Hudson had fallen short of securing No. 200 in two previous road starts, against the Pirates (April 19) and Rockies (April 24 — a game the Braves led 5-3 heading into the ninth).
For more insight to Hudson's milestone victory,
2. Chris Johnson is simply too hot to stick in one part of the Atlanta lineup
Heading into Tuesday, Johnson had logged 20 starts at four different slots with the Braves — the 4-hole (one), 5-hole (eight), 6-hole (one) and 7-hole (10). So, in that respect, he might not have been surprised to see his name second against Nationals lefty Gio Gonzalez.
Here's the thing, though: According to Baseball Reference, Johnson had never batted higher than third on
any day as a starter, over five MLB seasons. Not with the Astros, Diamondbacks or Braves.
As the National League's current batting leader at .369, Johnson (2 for 5 with one RBI and two runs vs. Washington) has quickly adapted to a new team, new city and new rationale for lineup shuffling, with Braves manager Fredi Gonzalez playing the benevolent role of mad scientist.
But the stellar numbers (two homers, nine RBI, .391 OBP, .915 OPS) are merely an extension of Johnson's sterling run from last September with Arizona, notching two homers, 14 RBI, a .355 batting average, .400 OBP, .565 slugging and .965 OPS during that span.
Not bad for a proverbial
throw-in to the Justin Upton blockbuster from late January.

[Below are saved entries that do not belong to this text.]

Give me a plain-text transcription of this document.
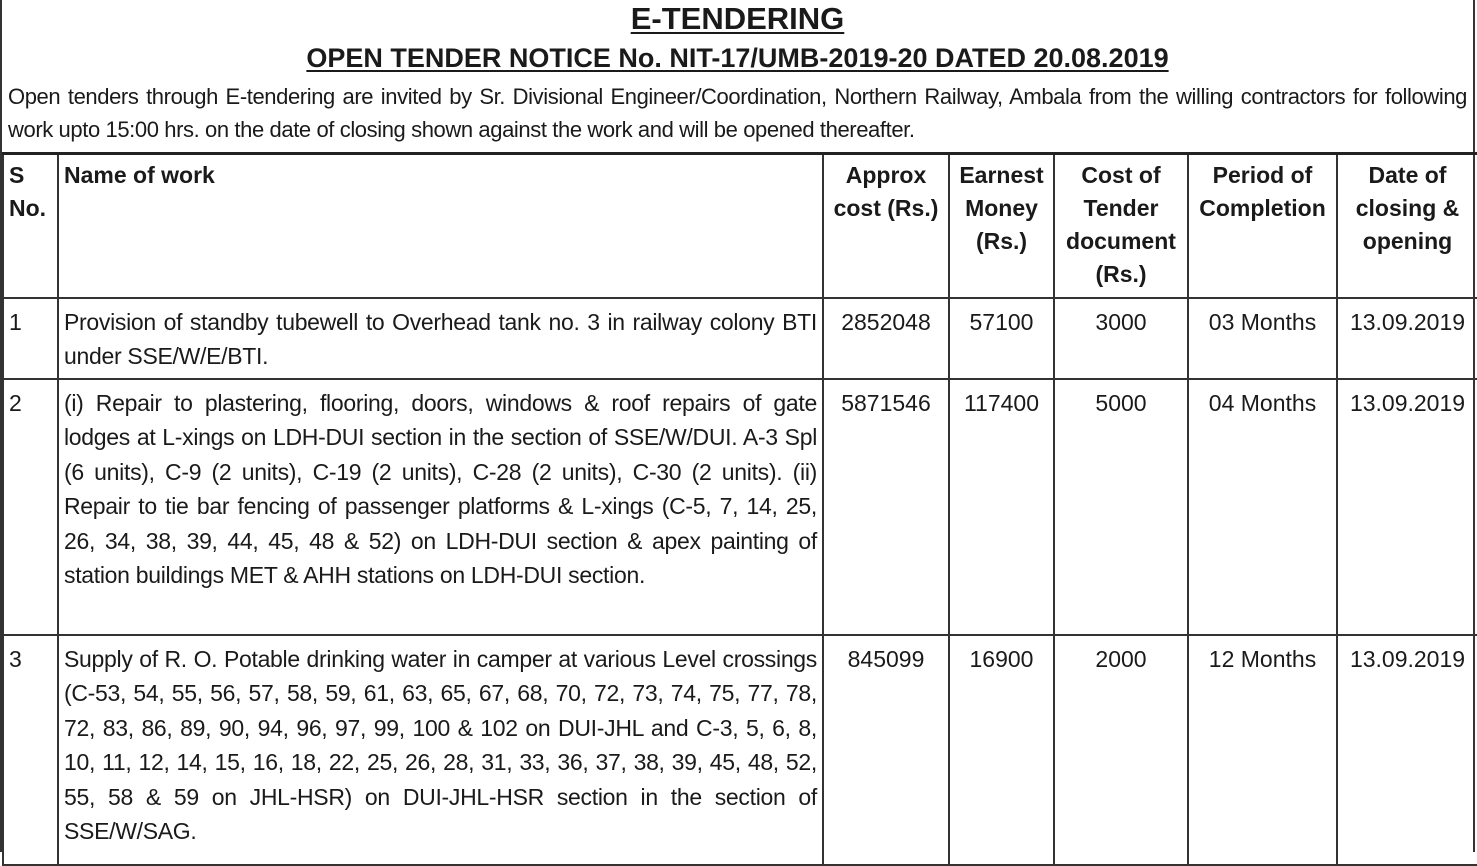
E-TENDERING
OPEN TENDER NOTICE No. NIT-17/UMB-2019-20 DATED 20.08.2019
Open tenders through E-tendering are invited by Sr. Divisional Engineer/Coordination, Northern Railway, Ambala from the willing contractors for following work upto 15:00 hrs. on the date of closing shown against the work and will be opened thereafter.
S No.	Name of work	Approx cost (Rs.)	Earnest Money (Rs.)	Cost of Tender document (Rs.)	Period of Completion	Date of closing & opening
1	Provision of standby tubewell to Overhead tank no. 3 in railway colony BTI under SSE/W/E/BTI.	2852048	57100	3000	03 Months	13.09.2019
2	(i) Repair to plastering, flooring, doors, windows & roof repairs of gate lodges at L-xings on LDH-DUI section in the section of SSE/W/DUI. A-3 Spl (6 units), C-9 (2 units), C-19 (2 units), C-28 (2 units), C-30 (2 units). (ii) Repair to tie bar fencing of passenger platforms & L-xings (C-5, 7, 14, 25, 26, 34, 38, 39, 44, 45, 48 & 52) on LDH-DUI section & apex painting of station buildings MET & AHH stations on LDH-DUI section.	5871546	117400	5000	04 Months	13.09.2019
3	Supply of R. O. Potable drinking water in camper at various Level crossings (C-53, 54, 55, 56, 57, 58, 59, 61, 63, 65, 67, 68, 70, 72, 73, 74, 75, 77, 78, 72, 83, 86, 89, 90, 94, 96, 97, 99, 100 & 102 on DUI-JHL and C-3, 5, 6, 8, 10, 11, 12, 14, 15, 16, 18, 22, 25, 26, 28, 31, 33, 36, 37, 38, 39, 45, 48, 52, 55, 58 & 59 on JHL-HSR) on DUI-JHL-HSR section in the section of SSE/W/SAG.	845099	16900	2000	12 Months	13.09.2019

3. The gap between the Braves and Nationals keeps widening by the day
One month does not a season make, but Atlanta encountered little difficulty in handling Washington during April, topping the Nationals in five straight games and taking the overall run count, 29-8.
Perhaps worse, from the Nats' perspective, co-aces Stephen Strasburg and Gio Gonzalez (Tuesday's loser — five runs allowed in four innings) took the hill in four of the five defeats.

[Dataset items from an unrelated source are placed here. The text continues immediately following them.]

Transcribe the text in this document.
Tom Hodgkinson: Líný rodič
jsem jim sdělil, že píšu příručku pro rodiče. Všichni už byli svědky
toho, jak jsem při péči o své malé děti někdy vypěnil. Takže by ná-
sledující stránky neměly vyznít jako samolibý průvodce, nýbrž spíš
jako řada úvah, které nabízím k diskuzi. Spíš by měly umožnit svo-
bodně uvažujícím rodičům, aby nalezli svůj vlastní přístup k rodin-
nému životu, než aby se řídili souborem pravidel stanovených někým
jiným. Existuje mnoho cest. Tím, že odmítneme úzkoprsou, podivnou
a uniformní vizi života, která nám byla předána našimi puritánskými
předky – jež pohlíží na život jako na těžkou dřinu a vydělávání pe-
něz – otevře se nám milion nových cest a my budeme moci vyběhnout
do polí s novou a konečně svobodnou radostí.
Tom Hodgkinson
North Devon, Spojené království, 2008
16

For what it's worth, the Nationals (13-14) posted six consecutive winning months last season, eventually leading to 98 victories and a National League East title.
In that respect, the recently completed April garners extra attention, considering how the Braves (17-9) have accumulated the Senior Ciruit's best record — without substantial contributions from B.J. Upton (.143 batting, .225 OBP), Dan Uggla (.169 batting) or Jason Heyward (five RBI, .121 batting).

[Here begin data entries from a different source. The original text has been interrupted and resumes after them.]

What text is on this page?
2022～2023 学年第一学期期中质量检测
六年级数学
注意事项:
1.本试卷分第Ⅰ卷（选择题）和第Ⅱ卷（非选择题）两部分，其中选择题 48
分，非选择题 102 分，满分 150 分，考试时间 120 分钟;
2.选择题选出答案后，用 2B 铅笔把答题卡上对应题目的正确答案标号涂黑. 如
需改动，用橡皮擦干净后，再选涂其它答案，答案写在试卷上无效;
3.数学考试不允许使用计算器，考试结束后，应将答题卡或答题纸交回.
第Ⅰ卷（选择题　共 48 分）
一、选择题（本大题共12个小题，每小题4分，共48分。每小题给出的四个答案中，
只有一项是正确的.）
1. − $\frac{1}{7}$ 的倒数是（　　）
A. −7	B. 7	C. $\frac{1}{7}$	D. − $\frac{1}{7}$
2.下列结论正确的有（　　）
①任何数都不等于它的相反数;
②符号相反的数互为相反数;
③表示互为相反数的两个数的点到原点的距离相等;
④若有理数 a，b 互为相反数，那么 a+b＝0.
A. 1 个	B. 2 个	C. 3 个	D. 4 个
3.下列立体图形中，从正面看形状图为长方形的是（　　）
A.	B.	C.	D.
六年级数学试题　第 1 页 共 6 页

In Washington's defense, it's hard to beat a good team — with strong motivation to get Hudson his 200th at home — with a lineup that comprises Tyler Moore (1 for 3) and Chad Tracy (0 for 3) ... instead of Ryan Zimmerman (on the disabled list) and Jayson Werth (shin injury from Monday).
Perhaps a new month will elicit momentum changes in the Braves-Nats rivalry. But right now, that's just a thought based on fleeting evidence.
"We've got a good book on the (Nationals hitters)," said Braves rookie Evan Gattis, who finished his first MLB month with six homers and 14 RBI.
Especially on special nights when the pitcher of record refuses to lose.